The antitumor activity of LPS was first described by Dr. William Coley. However, its role in lung cancer remains unclear. The aim of our study was to elucidate the dose-dependent effects of LPS (0.1-10 µg/mouse) in a mouse model of B16-F10-induced metastatic lung cancer. Lung tumor growth increased at 3 and 7 d after the administration of low-dose LPS (0.1 µg/mouse) compared with control mice. This was associated with an influx of plasmacytoid dendritic cells (pDCs), regulatory T cells, myeloid-derived suppressor cells, and CD8(+) regulatory T cells. In contrast, high-dose LPS (10 µg/mouse) reduced lung tumor burden and was associated with a greater influx of pDCs, as well as a stronger Th1 and Th17 polarization. Depletion of pDCs during low-dose LPS administration resulted in a decreased lung tumor burden. Depletion of pDCs during high-dose LPS treatment resulted in an increased tumor burden. The dichotomy in LPS effects was due to the phenotype of pDCs, which were immunosuppressive after the low-dose LPS, and Th1- and T cytotoxic-polarizing cells after the high-dose LPS. Adoptive transfer of T cells into nude mice demonstrated that CD8(+) T cells were responsible for pDC recruitment following low-dose LPS administration, whereas CD4(+) T cells were required for pDC influx after the high-dose LPS. In conclusion, our data suggest differential effects of low-dose versus high-dose LPS on pDC phenotype and tumor progression or regression in the lungs of mice.

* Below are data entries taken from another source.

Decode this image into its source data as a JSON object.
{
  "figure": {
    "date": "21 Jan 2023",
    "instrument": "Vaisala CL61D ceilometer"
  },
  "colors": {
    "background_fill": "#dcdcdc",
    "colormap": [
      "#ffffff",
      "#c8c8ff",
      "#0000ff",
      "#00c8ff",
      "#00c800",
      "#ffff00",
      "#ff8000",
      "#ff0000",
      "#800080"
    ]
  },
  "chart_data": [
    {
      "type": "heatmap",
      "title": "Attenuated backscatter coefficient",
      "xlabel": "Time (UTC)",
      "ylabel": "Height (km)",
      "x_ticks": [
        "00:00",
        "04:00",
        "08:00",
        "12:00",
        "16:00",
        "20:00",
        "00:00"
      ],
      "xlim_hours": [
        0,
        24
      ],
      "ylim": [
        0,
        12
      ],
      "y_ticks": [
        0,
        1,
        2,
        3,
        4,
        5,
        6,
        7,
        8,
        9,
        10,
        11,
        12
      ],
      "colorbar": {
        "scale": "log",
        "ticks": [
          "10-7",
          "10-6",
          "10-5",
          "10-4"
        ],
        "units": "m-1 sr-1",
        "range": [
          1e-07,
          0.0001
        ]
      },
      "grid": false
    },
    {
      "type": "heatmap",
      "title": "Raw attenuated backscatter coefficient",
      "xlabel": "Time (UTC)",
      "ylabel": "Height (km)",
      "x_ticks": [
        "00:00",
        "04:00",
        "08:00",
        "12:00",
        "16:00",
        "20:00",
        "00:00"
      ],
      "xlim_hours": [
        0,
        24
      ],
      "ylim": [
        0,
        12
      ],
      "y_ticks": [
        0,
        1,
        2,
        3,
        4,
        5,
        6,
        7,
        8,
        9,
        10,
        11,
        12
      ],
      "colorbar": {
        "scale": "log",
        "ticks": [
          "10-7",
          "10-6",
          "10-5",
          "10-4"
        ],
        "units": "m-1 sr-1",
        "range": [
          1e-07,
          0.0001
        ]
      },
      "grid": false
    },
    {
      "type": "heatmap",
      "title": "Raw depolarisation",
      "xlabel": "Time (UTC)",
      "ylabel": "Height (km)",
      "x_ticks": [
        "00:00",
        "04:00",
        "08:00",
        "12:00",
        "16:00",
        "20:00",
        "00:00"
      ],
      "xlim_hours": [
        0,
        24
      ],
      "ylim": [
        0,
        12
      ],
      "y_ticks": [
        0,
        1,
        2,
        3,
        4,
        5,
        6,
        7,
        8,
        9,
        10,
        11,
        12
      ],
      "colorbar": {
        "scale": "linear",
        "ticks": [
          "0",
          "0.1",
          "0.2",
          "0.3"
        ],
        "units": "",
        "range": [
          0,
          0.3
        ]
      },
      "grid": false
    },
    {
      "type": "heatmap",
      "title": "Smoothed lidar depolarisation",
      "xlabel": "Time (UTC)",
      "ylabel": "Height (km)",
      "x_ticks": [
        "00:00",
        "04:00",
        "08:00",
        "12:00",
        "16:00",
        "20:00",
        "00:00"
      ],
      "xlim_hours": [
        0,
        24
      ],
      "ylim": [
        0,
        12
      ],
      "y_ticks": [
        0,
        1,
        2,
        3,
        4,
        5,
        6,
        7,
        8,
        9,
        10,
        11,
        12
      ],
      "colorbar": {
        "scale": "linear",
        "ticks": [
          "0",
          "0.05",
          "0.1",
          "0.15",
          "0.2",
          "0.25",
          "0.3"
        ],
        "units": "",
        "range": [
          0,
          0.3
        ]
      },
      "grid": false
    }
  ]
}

Polyinosinic-polycytidylic acid limits tumor outgrowth in a mouse model of metastatic lung cancer.

Polyinosinic-polycytidylic acid (poly I:C), a TLR3 ligand, is currently being tested in human clinical trials as an adjuvant to anti-cancer vaccines and in combination with other therapies. However, little is known about its activity in established pulmonary metastasis. The aim of our study was to elucidate the effect of poly I:C (1, 10, or 100 µg/mouse) in a mouse model of B16-F10-induced metastatic lung cancer. Lung tumor growth was arrested after a single administration of poly I:C. This was associated with higher influx of mature dendritic cells (DCs), which drove toward a Th1-like, Th17-like, and cytotoxic immune environment. The interference with IFN type I receptor signaling by means of a specific mAb reversed poly I:C-mediated tumor regression due to lower presence of myeloid DCs, cytotoxic DCs (CD11c(+)CD8(+)), NKT cells, CD8(+) T cells, and Th1-like cytokines. Moreover, the adoptive transfer of poly I:C-activated bone marrow-derived DCs into tumor-bearing mice resulted in activities similar to those of the systemic administration of poly I:C on lung tumor burden. In conclusion, our data prove that poly I:C has potential anti-tumor activity in a mouse model of established pulmonary metastasis. The activation of DCs and the production of IFN type I are responsible for an effective T cytotoxic immune response against metastatic lung cancer progression after poly I:C treatment.

Plasmacytoid dendritic cells and their therapeutic activity in cancer.

In the last decade several studies provided evidence that plasmacytoid dendritic cells (pDCs) infiltrate human neoplasms with poor prognosis. However, the role of tumor-associated pDCs remains controversial. Various studies indicate that pDCs play an immuno-suppressive role and facilitate tumor progression in both animal models and humans. In contrast, others found that the presence of activated tumor-associated pDCs results in tumor regression in mice. Given these findings, understanding pDC function in tumor biology is an important necessity and may pave the way for novel therapeutic strategies to fight malignancies.